How many men ever went to a barbecue and would let one man take off the table what's intended for 9/10ths of the people to eat. The only way you'll ever be able to feed the balance of the people is to make that man come back and bring back some of that grub he ain't got no business with.
First, I agree with the general sentiment. However, there are some devilish details.
Take a look at some pictures of Gary, Indiana. It's an entire city that's been mostly abandoned since the collapse of the industry that built it. There are entire boarded up neighborhoods, and some quite fine large, brick houses where wealthy people used to live. It's all just sitting there. I'm sure that Gary would love to have people start moving back in, and revive the city.
So, say Gary just eminent-domained all those properties, and said to America: you want a house? All you have to do is come, pick one, and move in. You live in it for 5 years, it's your's.
The problem is that it costs money to keep up a home. Home maintenance is stupid expensive, and most of these abandoned homes need repairs: new windows, new roofs, new water heaters, plumbing repairs, electrical repairs. Do you have any idea what a new window costs? And even if it's sweat equity, and you're able to repair a roof yourself, you still need materials. Where does this money come from?
Are the homeless in California going to move to Gary, IN? Are the homeless in Alabama? There are homeless employed folks, but they're tied to their locations by their jobs. They're not moving to Gary.
Finally, it's a truism that it's often less expensive to tear down a house in poor condition and build a new one than it is to renovate. If these people don't have the money to build a new house, how are they going to afford to renovate a vacant one.
The problem is that people need jobs to live in a house (unless someone else is paying for taxes, insurance, and maintenance). And the places with jobs aren't the places like Gary, that have a abundance of empty homes. All of those empty homes are in inconvenient places, where the industry and jobs they created dried up.
It may be that a well-funded organization could artificially construct a self-sustaining community built on the bones of a dead one.
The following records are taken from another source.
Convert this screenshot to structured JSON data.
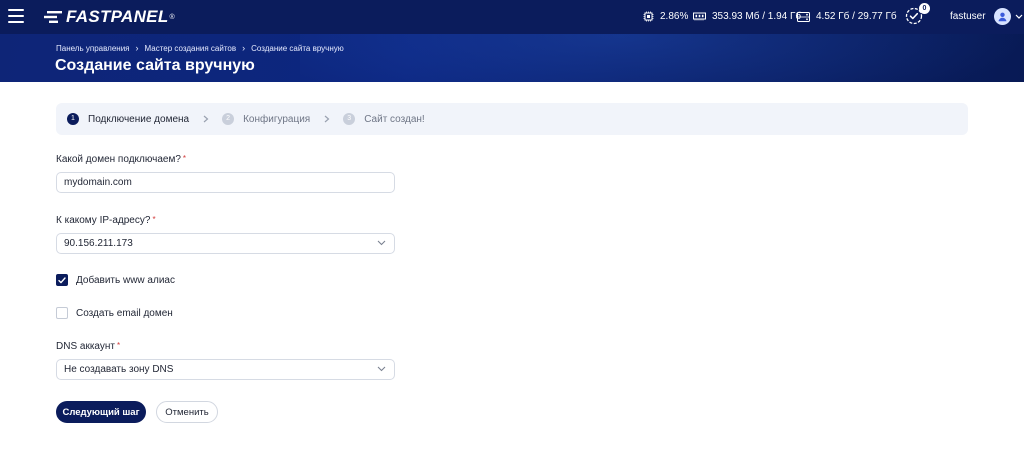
{
  "topbar": {
    "logo_text": "FASTPANEL",
    "logo_reg": "®",
    "cpu": "2.86%",
    "ram": "353.93 Мб / 1.94 Гб",
    "disk": "4.52 Гб / 29.77 Гб",
    "tasks_count": "0",
    "username": "fastuser"
  },
  "header": {
    "breadcrumbs": [
      "Панель управления",
      "Мастер создания сайтов",
      "Создание сайта вручную"
    ],
    "title": "Создание сайта вручную"
  },
  "steps": [
    {
      "num": "1",
      "label": "Подключение домена",
      "state": "active"
    },
    {
      "num": "2",
      "label": "Конфигурация",
      "state": "inactive"
    },
    {
      "num": "3",
      "label": "Сайт создан!",
      "state": "inactive"
    }
  ],
  "form": {
    "domain_label": "Какой домен подключаем?",
    "domain_value": "mydomain.com",
    "ip_label": "К какому IP-адресу?",
    "ip_value": "90.156.211.173",
    "www_alias_label": "Добавить www алиас",
    "www_alias_checked": true,
    "email_domain_label": "Создать email домен",
    "email_domain_checked": false,
    "dns_label": "DNS аккаунт",
    "dns_value": "Не создавать зону DNS",
    "required_mark": "*"
  },
  "buttons": {
    "next": "Следующий шаг",
    "cancel": "Отменить"
  },
  "colors": {
    "brand_navy": "#0b1c5c",
    "required_red": "#d23a3a"
  }
}
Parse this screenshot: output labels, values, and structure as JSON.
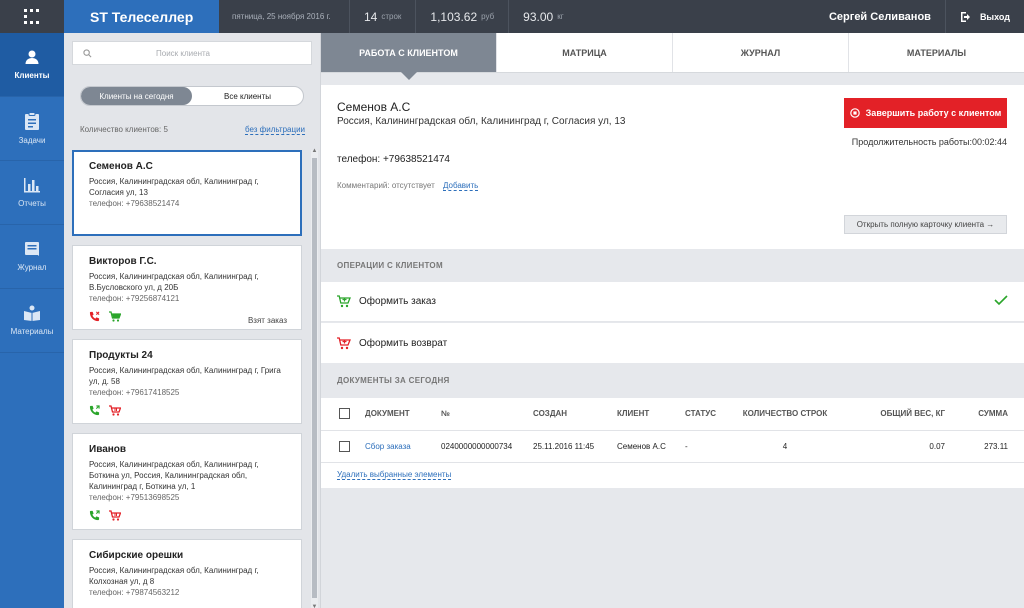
{
  "header": {
    "brand": "ST Телеселлер",
    "date": "пятница, 25 ноября 2016 г.",
    "rows_num": "14",
    "rows_unit": "строк",
    "sum_num": "1,103.62",
    "sum_unit": "руб",
    "weight_num": "93.00",
    "weight_unit": "кг",
    "user": "Сергей Селиванов",
    "logout": "Выход"
  },
  "sidebar": {
    "items": [
      {
        "label": "Клиенты",
        "icon": "user-icon"
      },
      {
        "label": "Задачи",
        "icon": "clipboard-icon"
      },
      {
        "label": "Отчеты",
        "icon": "bar-chart-icon"
      },
      {
        "label": "Журнал",
        "icon": "journal-icon"
      },
      {
        "label": "Материалы",
        "icon": "book-icon"
      }
    ]
  },
  "list": {
    "search_placeholder": "Поиск клиента",
    "toggle_today": "Клиенты на сегодня",
    "toggle_all": "Все клиенты",
    "count_label": "Количество клиентов: 5",
    "no_filter": "без фильтрации",
    "clients": [
      {
        "name": "Семенов А.С",
        "addr": "Россия, Калининградская обл, Калининград г, Согласия ул, 13",
        "phone": "телефон: +79638521474",
        "tag": ""
      },
      {
        "name": "Викторов Г.С.",
        "addr": "Россия, Калининградская обл, Калининград г, В.Бусловского ул, д 20Б",
        "phone": "телефон: +79256874121",
        "tag": "Взят заказ"
      },
      {
        "name": "Продукты 24",
        "addr": "Россия, Калининградская обл, Калининград г, Грига ул, д. 58",
        "phone": "телефон: +79617418525",
        "tag": ""
      },
      {
        "name": "Иванов",
        "addr": "Россия, Калининградская обл, Калининград г, Боткина ул, Россия, Калининградская обл, Калининград г, Боткина ул, 1",
        "phone": "телефон: +79513698525",
        "tag": ""
      },
      {
        "name": "Сибирские орешки",
        "addr": "Россия, Калининградская обл, Калининград г, Колхозная ул, д 8",
        "phone": "телефон: +79874563212",
        "tag": ""
      }
    ]
  },
  "tabs": [
    "РАБОТА С КЛИЕНТОМ",
    "МАТРИЦА",
    "ЖУРНАЛ",
    "МАТЕРИАЛЫ"
  ],
  "client": {
    "name": "Семенов А.С",
    "addr": "Россия, Калининградская обл, Калининград г, Согласия ул, 13",
    "phone": "телефон: +79638521474",
    "comment": "Комментарий: отсутствует",
    "add": "Добавить",
    "finish": "Завершить работу с клиентом",
    "duration": "Продолжительность работы:00:02:44",
    "open_card": "Открыть полную карточку клиента →"
  },
  "operations": {
    "title": "ОПЕРАЦИИ С КЛИЕНТОМ",
    "order": "Оформить заказ",
    "return": "Оформить возврат"
  },
  "documents": {
    "title": "ДОКУМЕНТЫ ЗА СЕГОДНЯ",
    "columns": [
      "ДОКУМЕНТ",
      "№",
      "СОЗДАН",
      "КЛИЕНТ",
      "СТАТУС",
      "КОЛИЧЕСТВО СТРОК",
      "ОБЩИЙ ВЕС, КГ",
      "СУММА"
    ],
    "rows": [
      {
        "doc": "Сбор заказа",
        "num": "0240000000000734",
        "created": "25.11.2016 11:45",
        "client": "Семенов А.С",
        "status": "-",
        "lines": "4",
        "weight": "0.07",
        "sum": "273.11"
      }
    ],
    "remove": "Удалить выбранные элементы"
  },
  "colors": {
    "accent": "#2d6fbb",
    "danger": "#e32127",
    "success": "#2aa52a"
  }
}
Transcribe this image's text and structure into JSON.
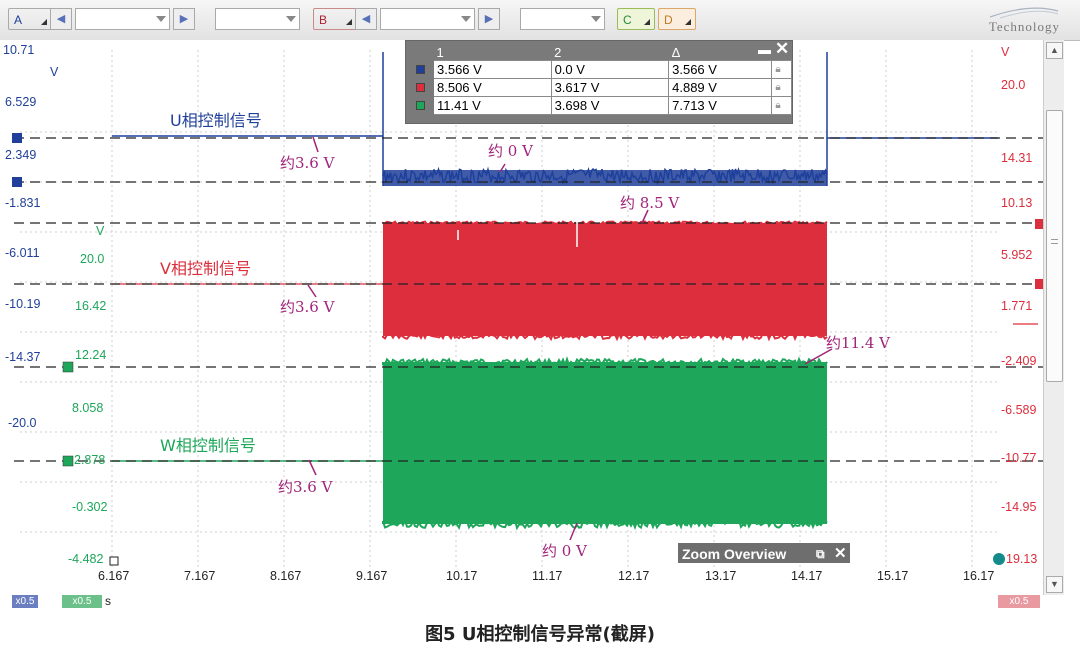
{
  "toolbar": {
    "channel_a": "A",
    "channel_b": "B",
    "channel_c": "C",
    "channel_d": "D",
    "logo_text": "Technology"
  },
  "colors": {
    "u": "#1f3f9a",
    "v": "#dc2e3c",
    "w": "#1ea65a",
    "annot": "#a0247a"
  },
  "left_axis_outer": {
    "unit": "V",
    "ticks": [
      "10.71",
      "6.529",
      "2.349",
      "-1.831",
      "-6.011",
      "-10.19",
      "-14.37",
      "-20.0"
    ]
  },
  "left_axis_inner": {
    "unit": "V",
    "ticks": [
      "20.0",
      "16.42",
      "12.24",
      "8.058",
      "2.878",
      "-0.302",
      "-4.482"
    ]
  },
  "right_axis": {
    "unit": "V",
    "ticks": [
      "20.0",
      "14.31",
      "10.13",
      "5.952",
      "1.771",
      "-2.409",
      "-6.589",
      "-10.77",
      "-14.95",
      "19.13"
    ]
  },
  "x_axis": {
    "unit": "s",
    "ticks": [
      "6.167",
      "7.167",
      "8.167",
      "9.167",
      "10.17",
      "11.17",
      "12.17",
      "13.17",
      "14.17",
      "15.17",
      "16.17"
    ]
  },
  "labels": {
    "u_signal": "U相控制信号",
    "v_signal": "V相控制信号",
    "w_signal": "W相控制信号"
  },
  "annotations": {
    "u_low": "约3.6 V",
    "u_zero": "约 0 V",
    "v_low": "约3.6 V",
    "v_high": "约 8.5 V",
    "w_low": "约3.6 V",
    "w_high": "约11.4 V",
    "w_zero": "约 0 V"
  },
  "measurements": {
    "headers": [
      "1",
      "2",
      "Δ"
    ],
    "rows": [
      {
        "c1": "3.566 V",
        "c2": "0.0 V",
        "delta": "3.566 V"
      },
      {
        "c1": "8.506 V",
        "c2": "3.617 V",
        "delta": "4.889 V"
      },
      {
        "c1": "11.41 V",
        "c2": "3.698 V",
        "delta": "7.713 V"
      }
    ]
  },
  "zoom_overview": {
    "title": "Zoom Overview"
  },
  "footer": {
    "zoom_tag_1": "x0.5",
    "zoom_tag_2": "x0.5",
    "zoom_tag_right": "x0.5",
    "time_unit": "s"
  },
  "caption": "图5 U相控制信号异常(截屏)"
}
But I think it's oversimplifying to suggest that you can just take an empty home away from the owner (let's assume you can) and just stick homeless people in it and assume it'll work - that, even given a house, they'll be able to afford to keep it heated, maintained, powered, insured. Shit, even if you given them a complete tax exemption, just keeping a house is expensive.
I'm sure there are some minority of homeless for whom giving an abandoned home in the area they live would solve their problems. And I'm sure that, for a while at least, having a bigger box to live in would be an improvement for many, even if the box is slowly falling apart around them. But I think it's naive to be angry about the number of empty homes, and that homelessness could be solved by relocating the homeless to where these places are and assigning them a house - whatever state it's in.
Shout-out to too good to go - an app that aims to minimize food waste by letting restaurants and grocery stores sell "surprise bags" of food at 1/3 to 1/2 off!
Good mythical morning has a few episodes featuring these!
It is true that there will never be enough to satisfy the greediest among us. Unless there’s some kind of global revolution this will continue until the end
Economic growth on Earth is coming to an end, and it's important to recognize it and deal with it properly. It doesn't make sense to scare people into work by telling them "otherwise we don't produce enough". We do. Whether people work 60 hours a week or 20 hours. We should just recognize what we really need. Which is the right to self-determination.